Sample Complexity of Multi-task Reinforcement Learning
This provides theoretical guarantees for multi-task reinforcement learning, addressing a gap in analysis for applications where tasks are sampled from an unknown distribution.
The paper tackles the problem of transferring knowledge across a sequence of reinforcement learning tasks to reduce sample complexity, proving that under certain assumptions, per-task sample complexity is significantly reduced compared to single-task algorithms, with no negative transfer in the worst case.
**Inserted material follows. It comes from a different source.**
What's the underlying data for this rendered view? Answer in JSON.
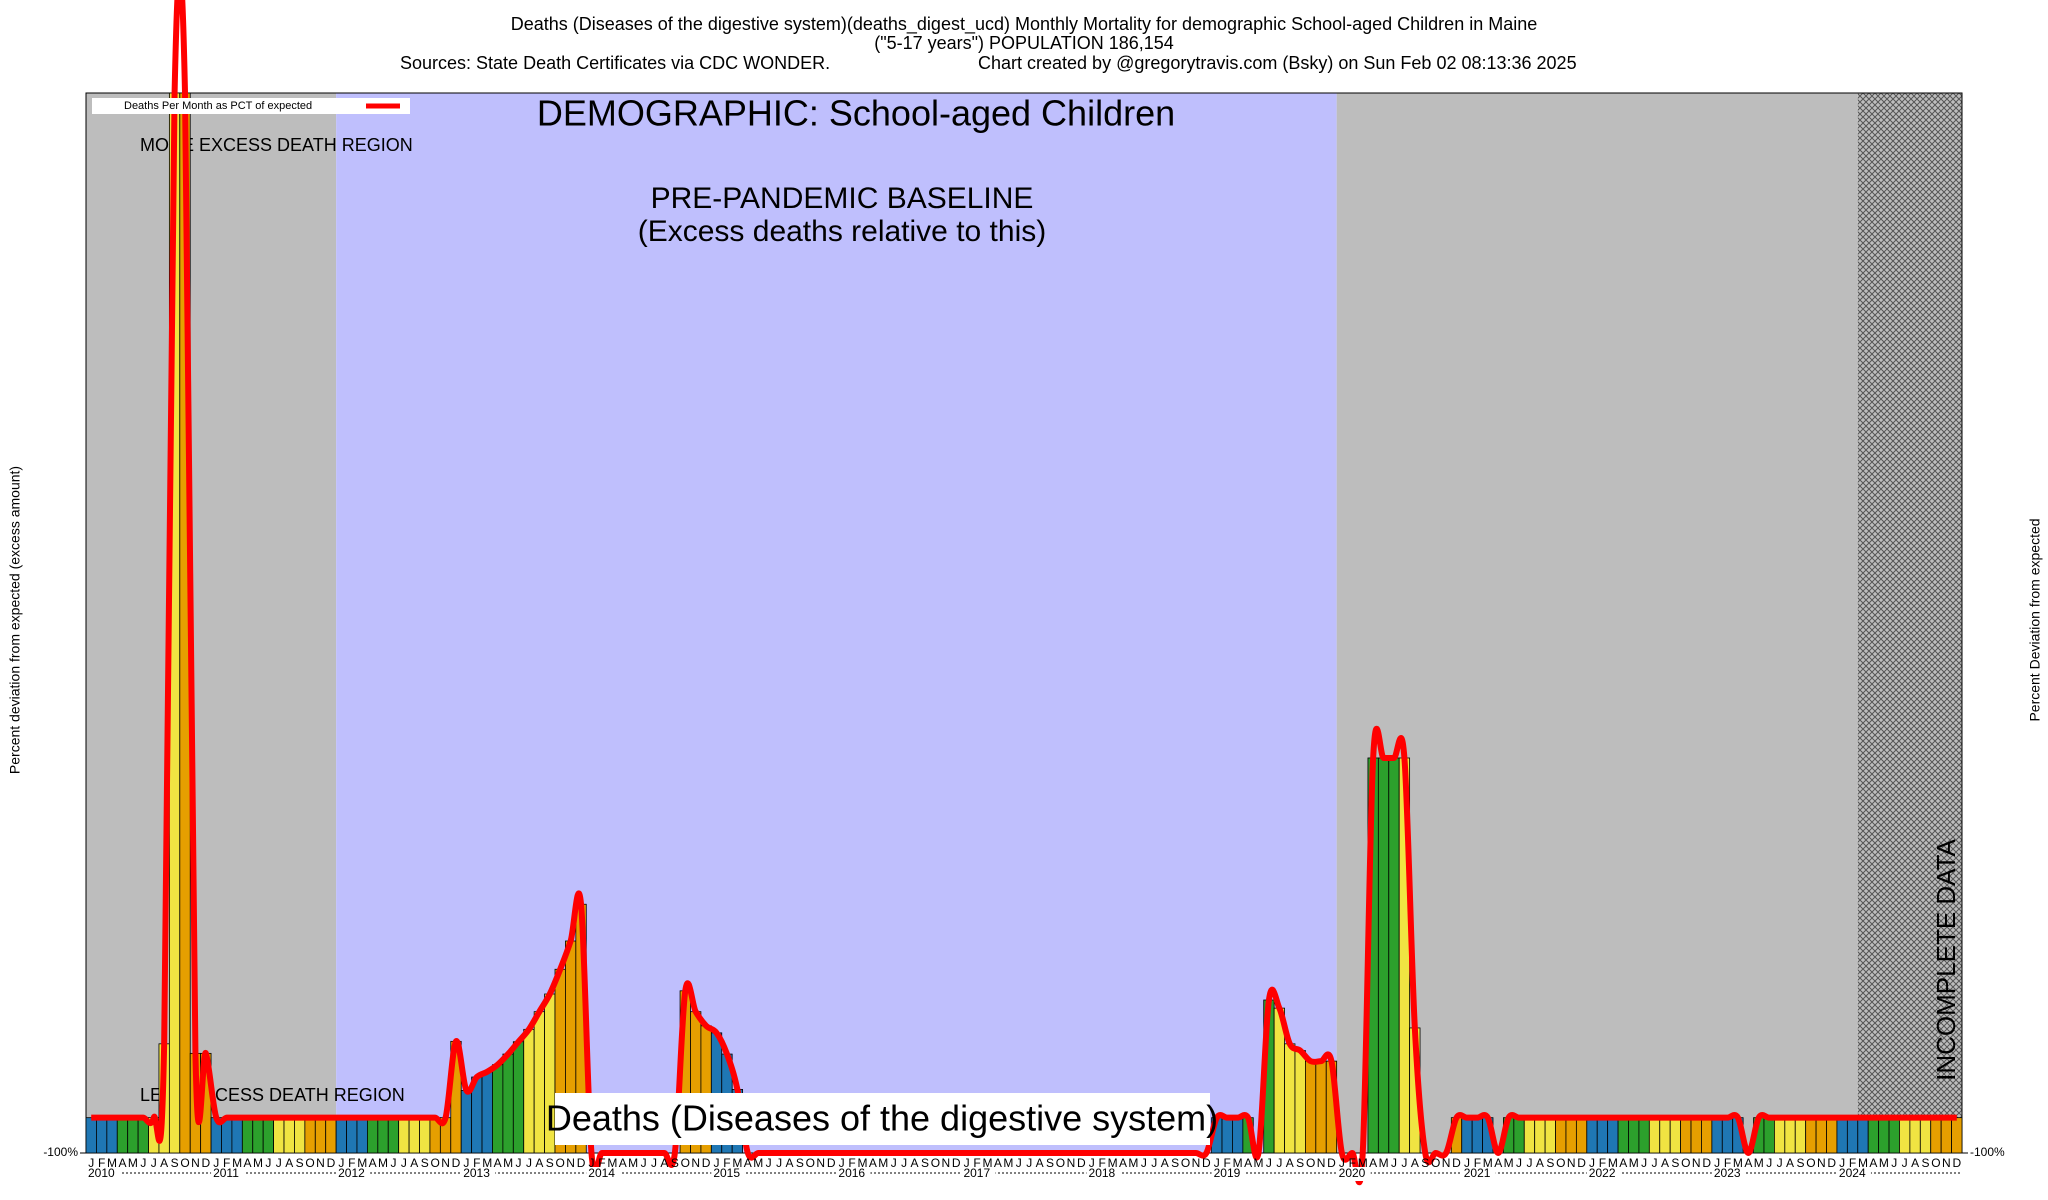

Transferring knowledge across a sequence of reinforcement-learning tasks is challenging, and has a number of important applications. Though there is encouraging empirical evidence that transfer can improve performance in subsequent reinforcement-learning tasks, there has been very little theoretical analysis. In this paper, we introduce a new multi-task algorithm for a sequence of reinforcement-learning tasks when each task is sampled independently from (an unknown) distribution over a finite set of Markov decision processes whose parameters are initially unknown. For this setting, we prove under certain assumptions that the per-task sample complexity of exploration is reduced significantly due to transfer compared to standard single-task algorithms. Our multi-task algorithm also has the desired characteristic that it is guaranteed not to exhibit negative transfer: in the worst case its per-task sample complexity is comparable to the corresponding single-task algorithm.